Su Mohan tidak takut pada Ye Fei. Sebaliknya, ia malah mendekati Ye Fei. Napas yang hangat diembuskan ke leher Ye Fei dan ia berbisik, "Jangan bilang bahwa kamu tidak bisa melupakan apa yang terjadi tadi malam?"
Ye Fei menampar wajah Su Mohan dan mendorongnya menjauh dari dirinya sendiri. Ye Fei langsung menutup mata dan pura-pura tidak mendengar. Memangnya apa yang terjadi tadi malam? Bukankah mereka hanya bermain biasa di ... di dalam mobil!
Melihat bahwa semua mobil di jalan sudah mulai bergerak, Su Mohan berhenti menggoda Ye Fei. Setelah memeriksa pukul berapa saat itu, Su Mohan mempercepat mobilnya dan melaju menuju kampus.
Ketika Ye Fei tiba di kampus, ia sudah agak terlambat. Saat ia berlari dan tiba di kelas, waktu sudah menunjukkan pukul 2 lewat 10 menit.
Sedikit berjinjit dan mengintip ke jendela, Ye Fei melirik dosen yang mengajar di depan kelas. Dalam hatinya, Ye Fei seperti ingin menyapa leluhur Su Mohan selama 18 generasi.
Melihat bahwa tidak ada harapan di pintu depan, Ye Fei berencana untuk menyelinap masuk melalui pintu belakang. Untungnya Ye Fei mengenakan celana hari ini, jadi ia tidak takut dan bebas untuk berjalan menyelinap.
Ye Fei berdiri di pintu belakang sejenak dan bertanya-tanya kursi mana yang nyaman baginya untuk diduduki. Hasilnya, Xing Ze, yang duduk di baris kedua dari belakang menyambutnya dengan hangat.
Ye Fei membuat isyarat agar Xing Ze bisa tetap diam dan tidak berisik, kemudian tersenyum kering.
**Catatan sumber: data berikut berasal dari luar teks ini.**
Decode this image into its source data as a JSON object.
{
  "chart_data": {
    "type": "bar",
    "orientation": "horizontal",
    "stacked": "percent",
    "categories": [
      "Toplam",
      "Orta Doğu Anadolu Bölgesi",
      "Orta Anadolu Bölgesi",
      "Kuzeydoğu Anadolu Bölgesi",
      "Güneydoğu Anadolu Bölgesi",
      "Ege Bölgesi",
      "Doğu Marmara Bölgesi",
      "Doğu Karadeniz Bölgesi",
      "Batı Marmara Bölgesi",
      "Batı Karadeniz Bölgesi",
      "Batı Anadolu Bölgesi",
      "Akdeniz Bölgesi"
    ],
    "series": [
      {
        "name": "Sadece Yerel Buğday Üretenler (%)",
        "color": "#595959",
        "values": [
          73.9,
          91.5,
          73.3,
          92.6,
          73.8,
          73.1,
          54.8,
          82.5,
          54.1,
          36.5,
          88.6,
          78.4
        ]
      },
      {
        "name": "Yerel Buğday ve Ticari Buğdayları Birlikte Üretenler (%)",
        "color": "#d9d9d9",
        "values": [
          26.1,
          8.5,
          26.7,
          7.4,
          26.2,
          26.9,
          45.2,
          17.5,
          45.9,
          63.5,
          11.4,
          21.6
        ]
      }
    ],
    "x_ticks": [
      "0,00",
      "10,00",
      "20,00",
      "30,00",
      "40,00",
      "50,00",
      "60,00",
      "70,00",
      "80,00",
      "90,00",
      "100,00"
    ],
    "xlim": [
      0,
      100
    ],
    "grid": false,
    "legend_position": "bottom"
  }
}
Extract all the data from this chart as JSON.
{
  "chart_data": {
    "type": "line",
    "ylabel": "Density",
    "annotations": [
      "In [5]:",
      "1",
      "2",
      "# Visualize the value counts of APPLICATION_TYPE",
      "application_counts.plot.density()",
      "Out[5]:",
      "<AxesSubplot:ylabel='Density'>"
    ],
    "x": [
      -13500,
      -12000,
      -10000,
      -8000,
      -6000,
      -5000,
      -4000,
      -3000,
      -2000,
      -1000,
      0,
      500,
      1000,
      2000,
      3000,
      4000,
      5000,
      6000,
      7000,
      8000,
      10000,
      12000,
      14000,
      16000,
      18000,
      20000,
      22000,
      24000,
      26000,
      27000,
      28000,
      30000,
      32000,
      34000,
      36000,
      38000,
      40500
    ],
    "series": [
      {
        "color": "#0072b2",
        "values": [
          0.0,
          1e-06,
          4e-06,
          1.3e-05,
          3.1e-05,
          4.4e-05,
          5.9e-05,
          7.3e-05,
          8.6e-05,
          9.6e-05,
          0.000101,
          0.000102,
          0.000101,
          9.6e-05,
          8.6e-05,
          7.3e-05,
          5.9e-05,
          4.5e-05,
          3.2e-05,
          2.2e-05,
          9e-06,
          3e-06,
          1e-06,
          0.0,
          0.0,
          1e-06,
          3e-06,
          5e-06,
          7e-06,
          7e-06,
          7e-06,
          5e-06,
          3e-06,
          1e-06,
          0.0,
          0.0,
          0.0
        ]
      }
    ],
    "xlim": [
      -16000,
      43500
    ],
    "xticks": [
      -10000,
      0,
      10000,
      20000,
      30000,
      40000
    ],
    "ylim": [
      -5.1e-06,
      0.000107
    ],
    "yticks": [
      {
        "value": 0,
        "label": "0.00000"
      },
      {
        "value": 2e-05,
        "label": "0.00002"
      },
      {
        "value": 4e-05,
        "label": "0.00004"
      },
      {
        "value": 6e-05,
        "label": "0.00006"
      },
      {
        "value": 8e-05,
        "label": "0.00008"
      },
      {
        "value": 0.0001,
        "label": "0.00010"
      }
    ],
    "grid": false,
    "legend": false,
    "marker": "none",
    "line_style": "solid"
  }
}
Xing Ze sepertinya mengerti apa yang dimaksud Ye Fei. Ia segera menendang teman sebelahnya yang sedang tidur, bergegas ke kursinya kembali, lalu menoleh dan melambai ke arah Ye Fei.
Ye Fei melihat ke kursi kosong di samping Xing Ze. Saat merasa bahwa kondisinya relatif aman, Ye Fei mengangguk dan buru-buru menyelinap masuk saat dosen itu menghadap papan tulis.
Untungnya, sebagian besar orang yang duduk di barisan belakang adalah anak laki-laki, dan mereka sangat senang membuka pintu untuk Ye Fei. Satu hingga dua dari mereka membantu untuk menutupi aksi Ye Fei. Pada akhirnya, Ye Fei bisa duduk di samping Xing Ze dengan lancar.
Setelah menarik napas, Ye Fei mengeluarkan pena dan buku catatan dari tas kuliahnya.
Xing Ze di samping tidak bisa menahan diri untuk tidak berbisik, "Kemana kamu pergi tadi malam? Kenapa kamu tidak datang pagi ini?"
"Hmm ... aku … aku pergi ke bioskop untuk menonton film dengan Su Mohan," kata Ye Fei dengan malu.
"Film apa?" Xing Ze menatap Ye Fei dengan tatapan berbinar.
Film apa …
Film apa?!
Sialan! Film apa yang ia tonton tadi malam?!
Ye Fei menemukan fakta secara tragis bahwa ia bahkan tidak ingat judul filmnya. Ye Fei menghadapi tatapan Xing Ze dengan wajah yang tidak wajar seperti sedang sembelit.
"Aku … Aku lupa …" Melihat kegigihan Xing Ze yang menunggu jawaban Ye Fei, Ye Fei mau tak mau mengatakan yang sebenarnya.